The Peeker: This reader isn’t hesitant about reading the ending well before actually getting there. Some start out reading the end, others peek ahead once they’re sufficiently worried or confused about where the story is taking them.
The Dedicated Reader will finish every book they start, even if they’re not particularly enjoying it. They want to see how the reader wraps up the story, even if they complain about how it’s done.
The Wall-Banger has such well-defined standards that when it isn’t met they not only don’t finish the book, they toss it across the room in disgust.
The Skimmer would like to finish every book, but isn’t sufficiently engaged to want to spend the time it will take for a thorough read. They skip narrative, try to read most of the dialogue, and pick up just enough to see where the plot and characters go.
The Picky Reader never spends time finishing a book she’s either not enjoying or learning from.
The Juggler reads more than one book at the same time.
The Voracious Reader: Reads so many books in such close succession that when they shop for new ones they often end up purchasing ones they already own. It isn’t until they’re a quarter of the way into the novel that they realize they’ve not only already read it, but it’s sitting on their very full bookshelf.
The Hasty Review Reader is in a contest with others to see how many reviews they can get up online, for perks and prestige.
The Cliff Note and Reader’s Digest Reader: student’s favorite, but also known to attract those with more curiosity than time.
The Snail Pace Reader savors each and every word, re-reads paragraphs just for the enjoyment of particularly lyrical or imaginative prose.
Bathroom Reader: No matter how good the book is, this is the only spot for reading.
Exercise and audio reader: these readers have been known to extend their exercise time just to find a place in the book where they can put it down or push pause.
Travel and Vacation Reader: Beach readers, airport/airplane readers. This also includes those who don’t get carsick and can read while a passenger in the car.
The Giving Reader: only reads a book once, then passes it on. See next reader style for the opposite style.

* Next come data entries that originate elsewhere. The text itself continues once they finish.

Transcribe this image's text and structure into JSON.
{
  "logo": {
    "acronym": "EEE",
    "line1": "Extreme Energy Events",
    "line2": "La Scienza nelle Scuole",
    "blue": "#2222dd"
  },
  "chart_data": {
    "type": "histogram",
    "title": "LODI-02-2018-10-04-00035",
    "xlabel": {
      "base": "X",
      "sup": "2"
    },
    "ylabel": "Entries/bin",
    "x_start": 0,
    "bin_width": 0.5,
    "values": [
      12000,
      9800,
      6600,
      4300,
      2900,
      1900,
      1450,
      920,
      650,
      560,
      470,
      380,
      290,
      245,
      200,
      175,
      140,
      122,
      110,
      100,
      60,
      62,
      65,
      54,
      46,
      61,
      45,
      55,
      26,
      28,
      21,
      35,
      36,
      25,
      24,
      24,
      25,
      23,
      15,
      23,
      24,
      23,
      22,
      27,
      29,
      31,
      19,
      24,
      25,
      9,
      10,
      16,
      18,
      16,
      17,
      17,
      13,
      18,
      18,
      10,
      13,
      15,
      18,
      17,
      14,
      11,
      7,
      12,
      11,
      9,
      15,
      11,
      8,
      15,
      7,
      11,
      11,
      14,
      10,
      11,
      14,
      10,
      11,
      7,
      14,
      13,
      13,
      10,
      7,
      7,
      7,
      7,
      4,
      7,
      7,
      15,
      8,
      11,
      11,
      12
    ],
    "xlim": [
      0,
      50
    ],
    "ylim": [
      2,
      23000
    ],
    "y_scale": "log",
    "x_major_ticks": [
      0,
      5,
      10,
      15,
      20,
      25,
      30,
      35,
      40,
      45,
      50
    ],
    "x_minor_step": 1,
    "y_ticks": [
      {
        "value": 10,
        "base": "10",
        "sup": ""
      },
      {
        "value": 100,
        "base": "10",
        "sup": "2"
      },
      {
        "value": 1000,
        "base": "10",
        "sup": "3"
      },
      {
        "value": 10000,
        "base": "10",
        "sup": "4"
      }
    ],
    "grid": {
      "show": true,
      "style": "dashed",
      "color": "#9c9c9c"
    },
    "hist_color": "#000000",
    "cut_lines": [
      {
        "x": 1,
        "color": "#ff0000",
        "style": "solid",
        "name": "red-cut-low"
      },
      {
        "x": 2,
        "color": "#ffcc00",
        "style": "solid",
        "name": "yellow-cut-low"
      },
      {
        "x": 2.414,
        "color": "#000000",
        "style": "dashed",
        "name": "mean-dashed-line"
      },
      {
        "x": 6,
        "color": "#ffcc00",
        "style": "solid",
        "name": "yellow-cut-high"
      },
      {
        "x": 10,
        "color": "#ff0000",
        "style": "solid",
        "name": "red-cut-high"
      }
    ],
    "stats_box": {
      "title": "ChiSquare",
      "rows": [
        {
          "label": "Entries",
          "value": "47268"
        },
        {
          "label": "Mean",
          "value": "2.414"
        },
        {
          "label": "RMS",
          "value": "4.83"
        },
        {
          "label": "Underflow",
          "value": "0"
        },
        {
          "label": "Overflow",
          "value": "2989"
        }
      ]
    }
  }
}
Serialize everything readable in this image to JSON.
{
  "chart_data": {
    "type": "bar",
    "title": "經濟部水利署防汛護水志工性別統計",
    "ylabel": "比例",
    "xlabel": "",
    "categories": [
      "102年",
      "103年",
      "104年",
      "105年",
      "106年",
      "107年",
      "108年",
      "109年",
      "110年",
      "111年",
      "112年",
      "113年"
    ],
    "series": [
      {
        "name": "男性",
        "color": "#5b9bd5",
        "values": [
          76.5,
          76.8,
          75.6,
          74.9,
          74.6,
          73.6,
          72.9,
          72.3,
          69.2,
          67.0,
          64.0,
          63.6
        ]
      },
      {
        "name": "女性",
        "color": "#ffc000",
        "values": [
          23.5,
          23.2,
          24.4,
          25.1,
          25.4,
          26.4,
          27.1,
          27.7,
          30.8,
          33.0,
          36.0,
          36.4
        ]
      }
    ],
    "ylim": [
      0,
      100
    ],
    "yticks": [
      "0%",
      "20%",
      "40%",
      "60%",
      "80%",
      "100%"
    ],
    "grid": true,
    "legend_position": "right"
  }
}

Re-Readers: They can read a book twenty times but still enjoy reading it again. Series books are sometimes re-read to refresh this reader’s memory. Or they’re just in the mood for “that kind of book”.
Series Readers are those who primarily read series books; this sometimes means the whole series must be published before purchasing and reading the first. Or they fall into the re-reader category and re-read the earlier books each time a new book is added to the series, so the books that went before are fresh in their mind.
Movie/Book Reader. This reader must read the book before seeing an upcoming movie, or else has already seen the movie but enjoyed it so much they now want to read the book for another, deeper perspective or to relive the movie.
Genre Readers are those readers who never venture outside their favorite genre. Loyal romance readers, sci-fi, mystery, etc.
The Matter-of-Fact Reader only reads non-fiction, biographies, autobiographies, or textbooks. If it didn’t actually happen, they’re not reading it. They have no desire to explore whether or not truth is stranger than fiction, because they only want the truth.
Chances are if you’ve been reading for very long you’ve practiced more than one of the reader styles listed above. I know I have! What about you?